Le site de référence sur le philosophe français Emile Chartier, dit Alain (1868-1951), par l’Association des Amis d’Alain, fondée par ses proches après sa mort.

Le site de référence sur le philosophe français Emile Chartier, dit Alain (1868-1951), par l’Association des Amis d’Alain, fondée par ses proches après sa mort.

L’attention intempérante

L’art de faire attention, qui est le grand art, suppose l’art de ne pas faire attention, qui est l’art royal. Savoir dormir, savoir se reposer, savoir ignorer, savoir oublier, voilà ce qui est trop rare dans les chefs. L’homme est étrangement assiégé ; couleurs, odeurs, bruits, contacts ne cessent pas de se précipiter par les portes de l’homme ; s’il tient audience ouverte, il est perdu. La résolution de dormir est merveilleuse ; c’est un refus d’attention. Il y faut un courage tranquille et une indifférence aux frontières ; la surface du corps ne se hérisse plus, elle se confie ; cette réconciliation est la substance du bonheur. Qui se prive de sommeil se prive d’éveil. Qui ne dort pas assez est littéralement empoisonné par sa propre agitation ; qui a dormi est lavé.

Ce retour des nuits est un grand conseil. Mais une journée de pensées est bien au-delà de nos moyens. Un homme de jugement sait dormir partout. Il donne audience, et dort. Au court réveil, quand c’est le moment de juger, il a cette faiblesse de n’avoir pas écouté, mais il a cette force d’être frais et reposé. Quel avantage pour celui qui a tout lu et qui sait tout, s’il est fatigué dans le moment où l’événement demande réponse ? On conte des miracles sur le travail inconscient de l’esprit. Quelques-uns croient qu’il se fait une mise en ordre et comme une digestion des idées pendant le sommeil. J’aime mieux supposer que lorsqu’ils ont longtemps dormi, ils s’éveillent tout neufs, et, en un instant, démêlent des difficultés qui, la veille, étaient insurmontables par l’effet de la fatigue. Tout l’art est de ne point courir après l’idée dans le moment qu’elle fuit. Tout l’art est de refuser cette attention usée, cette attention qui n’est plus du premier et frais moment. Sur une statue ou un monument, il vaut mieux jeter deux ou trois éclairs d’attention qu’appuyer le regard. J’ai connu de ces regards appuyés qui quêtaient le savoir ; ils ne voient pas, parce qu’ils regardent trop.

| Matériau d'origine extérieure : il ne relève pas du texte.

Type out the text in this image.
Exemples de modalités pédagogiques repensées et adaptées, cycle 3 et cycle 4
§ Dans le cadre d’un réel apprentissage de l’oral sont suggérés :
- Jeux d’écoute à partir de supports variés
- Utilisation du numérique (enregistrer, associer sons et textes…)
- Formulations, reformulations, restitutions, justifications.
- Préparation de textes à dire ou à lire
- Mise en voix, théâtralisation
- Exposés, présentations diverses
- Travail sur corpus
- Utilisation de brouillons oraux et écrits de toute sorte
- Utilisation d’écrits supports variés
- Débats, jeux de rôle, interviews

Ceux qui ont étudié avec suite les plus faibles sons ont découvert quelque chose qu’ils ne cherchaient point. Un très faible son, et continu est, entendu comme discontinu ; l’attention bat comme le pouls ; elle se donne de petits sommeils ; elle se refuse, et puis elle saisit. Cela est vital ; cela ne fait que traduire l’exigence du corps, la même qui donne le rythme à la rame ou à la hache ou au marteau. Qui serre toujours serre mal. L’athlète véritable est celui qui se repose dans le jeu même, et qui ne ferme le poing que sur le coup.

Ce qui m’intéresse dans l’homme c’est la masse dormante ; ce que je méprise c’est l’agitation comme méthode de penser ; c’est frappé cent fois à côté avec l’espoir d’un coup juste ; mais le coup juste [28] est toujours le premier coup ; et il ne faut point essayer. C’est pourquoi la méthode de penser en commun et de décider en commun est mauvaise ; elle épuise tout le monde et conduit à des solutions de fatigue. Il n’est pas difficile de deviner ce que sera une solution de fatigue ; ce sera acceptation et résignation ; et de mauvaise grâce, ce qui achève le mal. La mauvaise humeur est le fruit de l’attention intempérante. J’ai pris une grande leçon de ces associations qui prospèrent et ne font rien. C’est que l’attention y est vivante au commencement, quand les questions se posent, et morne à la fin quand il faudrait décider.

Les signes de l’intelligence sont bien trompeurs. Front soucieux, regard pénétrant, bouche tordue par les discours contraires, cela annonce plus de pensées que l’homme n’en peut conduire. Je regarde au contraire les parties lisses et apaisées ; telles les joues, comme un grand mur ; aussi le cou et la carrure qui signifient une juste proportion entre la vie et la pensée. Ce qui n’est point rustique pense d’abord trop, et bientôt ne pense plus du tout. De quoi les belles statues devraient nous avertir ; car la forme y est gardée contre l’incident. Je crains les agités. Je voudrais quelques hommes de marbre dans la politique.